Towards Filling the Empty Space: Dance and Drama Therapy for the Treatment of Eating Disorders

Eating Disorders – Anorexia Nervosa, Bulimia Nervosa and Binge Eating – are affecting ever-greater numbers of people in North America and are spreading quickly to other parts of the world. Most sufferers are women though there is an increasing number of men who suffer from these disorders. Many are teen-agers. Some are children as young as seven.

There are many theories about why eating disorders exist and how they should be treated. The causes, complex and different for each individual, are usually a combination of stresses experienced in childhood and our culture’s pressures to be thin. They are also responses to our society’s negative attitudes towards the body.

Individuals who develop eating disorder symptoms, whether the self-starvation of anorexia, the bingeing and purging cycles of bulimia or the compulsive over-eating of binge eating, are trying to cope with unmanageable feelings. Many in this post-industrial culture have been persuaded to believe that if they were beautiful and thin, they would be successful and happy. For someone overwhelmed by their life’s problems, it is easier to focus on controlling their body.

Because the symptomatic arena of struggle speaks through the body, it is important to address this directly in treatment. Dance and Drama Therapy are both creative, experiential approaches. They engage what is healthy in individuals and offer activities which give positive experiences in and through the body.

Negative body image is central to these illnesses. Body image includes how the body is seen in the minds’ eye, one’s emotional relationship to their body, self-talk about the body and the proprioceptive awareness of the body. Someone with anorexia will see themselves as being very fat, in spite of the fact they are extremely thin. Someone with bulimia or binge eating may see themselves more realistically but will hate how they look.

Eating disorders are a way to communicate feelings such as abandonment, rage, fear, grief, and shame. People with eating disorders often speak of an emptiness or void inside. If anything they fear they are filled with a monster. The symptoms can be seen as a kind of fortress that protects from feeling. They are coping tools that are very hard to give up. In denial, the individual will often refuse treatment. But, they are very serious illnesses - damaging to the mind, body and spirit. There are many suicides as well as deaths from physical complications.

The specific behaviors are the tip of the iceberg. In treatment it is crucial to attend to the underlying experience. Creative, body-oriented treatments are used in hospital settings and in private practice. Dance therapy is the intentional use of body awareness and movement to bring growth and healing. It teaches the ability listen to, and trust, the body’s sensate information, revealing emotional, cognitive and physical states underlying the expression of need. Because it is non-verbal, movement therapy bypasses the wall of defenses that talking often re-inforces. Drama therapy helps to understand the roles and patterns used to express feelings by learning to choose ones that are helpful and transform those that are not. Clients are assisted to remain in the present moment, bringing awareness to their experience, thus gaining knowledge about unconscious feelings and beliefs. Thus they can make more effective choices and create a bridge to their embodied selves.

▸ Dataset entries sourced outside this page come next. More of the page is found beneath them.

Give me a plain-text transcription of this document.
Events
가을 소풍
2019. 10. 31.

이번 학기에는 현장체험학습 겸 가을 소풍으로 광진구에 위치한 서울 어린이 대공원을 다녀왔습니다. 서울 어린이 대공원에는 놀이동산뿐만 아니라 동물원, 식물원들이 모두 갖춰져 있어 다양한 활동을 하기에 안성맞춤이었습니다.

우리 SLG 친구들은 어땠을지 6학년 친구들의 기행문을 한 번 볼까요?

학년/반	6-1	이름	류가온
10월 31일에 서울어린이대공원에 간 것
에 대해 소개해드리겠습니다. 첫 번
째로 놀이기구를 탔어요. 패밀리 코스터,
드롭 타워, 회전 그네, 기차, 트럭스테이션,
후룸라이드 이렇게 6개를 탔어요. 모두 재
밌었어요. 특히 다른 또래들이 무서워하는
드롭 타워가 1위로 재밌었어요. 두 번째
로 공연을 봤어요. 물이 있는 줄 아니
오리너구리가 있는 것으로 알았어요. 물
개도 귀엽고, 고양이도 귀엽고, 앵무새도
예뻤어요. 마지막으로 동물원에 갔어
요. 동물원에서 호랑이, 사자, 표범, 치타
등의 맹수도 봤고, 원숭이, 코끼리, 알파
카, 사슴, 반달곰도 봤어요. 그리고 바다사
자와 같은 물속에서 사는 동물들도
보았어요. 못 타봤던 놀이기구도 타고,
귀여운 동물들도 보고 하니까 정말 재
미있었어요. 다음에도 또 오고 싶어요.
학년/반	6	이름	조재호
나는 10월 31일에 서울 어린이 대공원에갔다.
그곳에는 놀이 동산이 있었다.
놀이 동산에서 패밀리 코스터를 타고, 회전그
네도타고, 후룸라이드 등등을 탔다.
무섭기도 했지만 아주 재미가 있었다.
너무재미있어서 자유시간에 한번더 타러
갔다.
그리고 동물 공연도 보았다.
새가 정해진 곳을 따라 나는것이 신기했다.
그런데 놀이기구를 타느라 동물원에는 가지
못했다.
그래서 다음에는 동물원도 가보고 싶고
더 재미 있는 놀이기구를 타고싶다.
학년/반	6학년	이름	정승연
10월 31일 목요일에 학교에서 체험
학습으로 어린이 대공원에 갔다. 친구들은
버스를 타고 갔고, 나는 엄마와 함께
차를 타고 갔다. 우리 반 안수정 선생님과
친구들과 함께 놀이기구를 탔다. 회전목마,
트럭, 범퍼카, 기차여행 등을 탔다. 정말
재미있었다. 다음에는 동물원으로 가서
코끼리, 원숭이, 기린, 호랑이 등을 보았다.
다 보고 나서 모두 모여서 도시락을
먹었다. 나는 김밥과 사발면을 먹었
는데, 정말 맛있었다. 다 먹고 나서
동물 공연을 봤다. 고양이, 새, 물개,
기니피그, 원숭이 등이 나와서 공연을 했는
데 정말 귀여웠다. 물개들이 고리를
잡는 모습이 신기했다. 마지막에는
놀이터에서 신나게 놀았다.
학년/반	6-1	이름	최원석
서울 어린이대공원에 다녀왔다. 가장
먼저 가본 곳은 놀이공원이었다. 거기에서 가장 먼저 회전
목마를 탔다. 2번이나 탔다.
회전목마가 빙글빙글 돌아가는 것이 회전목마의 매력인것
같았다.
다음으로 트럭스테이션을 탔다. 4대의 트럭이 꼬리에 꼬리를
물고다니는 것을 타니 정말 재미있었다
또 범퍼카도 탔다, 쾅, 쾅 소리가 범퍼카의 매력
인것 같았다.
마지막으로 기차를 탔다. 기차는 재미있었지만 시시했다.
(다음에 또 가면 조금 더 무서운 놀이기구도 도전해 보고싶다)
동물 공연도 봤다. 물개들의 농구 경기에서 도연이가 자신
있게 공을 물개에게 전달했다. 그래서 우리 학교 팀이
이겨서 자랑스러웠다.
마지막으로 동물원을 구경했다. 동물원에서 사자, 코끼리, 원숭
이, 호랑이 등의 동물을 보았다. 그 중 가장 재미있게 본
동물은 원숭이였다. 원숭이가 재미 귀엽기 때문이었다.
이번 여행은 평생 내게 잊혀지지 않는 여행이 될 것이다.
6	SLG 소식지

Dance-movement therapy sessions often begin sessions with simple stretches and movement patterns, perhaps combined with drawing or story telling. This allows safe exploration of the body, relieves tension, and teaches healthy self-nurturing. Negative attitudes are transformed. A woman who had abused herself for years began to describe herself as ‘graceful’ and glided with pleasure through the room.

Drama therapeutic role-play can explore the intra-psychic parts and clients may discover that their illness is both best friend and demon. One client had a breakthrough when she chose her sister for support, instead of the anorexia. In another a girl pushed ‘bulimia’ away with a forceful “NO!”

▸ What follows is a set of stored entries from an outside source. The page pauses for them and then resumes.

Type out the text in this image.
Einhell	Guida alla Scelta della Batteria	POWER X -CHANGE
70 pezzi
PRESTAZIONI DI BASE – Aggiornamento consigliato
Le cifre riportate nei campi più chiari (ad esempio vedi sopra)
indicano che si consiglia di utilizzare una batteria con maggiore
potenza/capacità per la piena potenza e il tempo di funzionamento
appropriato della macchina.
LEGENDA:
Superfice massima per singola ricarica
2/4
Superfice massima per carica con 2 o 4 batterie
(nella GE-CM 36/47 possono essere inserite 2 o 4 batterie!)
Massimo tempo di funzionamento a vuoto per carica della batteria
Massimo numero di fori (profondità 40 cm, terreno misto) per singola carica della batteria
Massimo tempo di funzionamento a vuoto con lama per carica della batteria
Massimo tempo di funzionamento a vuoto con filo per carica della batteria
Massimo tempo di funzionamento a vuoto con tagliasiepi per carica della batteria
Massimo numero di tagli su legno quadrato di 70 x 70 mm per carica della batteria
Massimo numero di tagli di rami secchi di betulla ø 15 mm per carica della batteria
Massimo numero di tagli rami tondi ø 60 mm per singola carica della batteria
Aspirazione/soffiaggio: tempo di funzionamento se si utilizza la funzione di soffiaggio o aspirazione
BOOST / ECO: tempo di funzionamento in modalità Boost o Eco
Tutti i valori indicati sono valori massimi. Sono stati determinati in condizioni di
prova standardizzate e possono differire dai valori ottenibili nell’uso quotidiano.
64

Dance and drama therapy both practice setting limits with others. Feeling safe in the body helps relationships by increasing connection with others, instead of the eating disorder. ‘Safe-space’ dances can bring tears of relief.

The sources of pain blocked by the self-abuse of eating disorders need to be carefully opened and take a long time to heal. There is no magic cure. Dance and drama therapy can thaw these defenses so individuals can find themselves. By joining with their bodies, they are able to accept all aspects of themselves. Thus they gain deep, vital roots to growth. New experiences of self-care create satisfying, fulfilling lives that no longer need an eating disorder. The empty space within flowers into a fully embodied and empowered sense of self.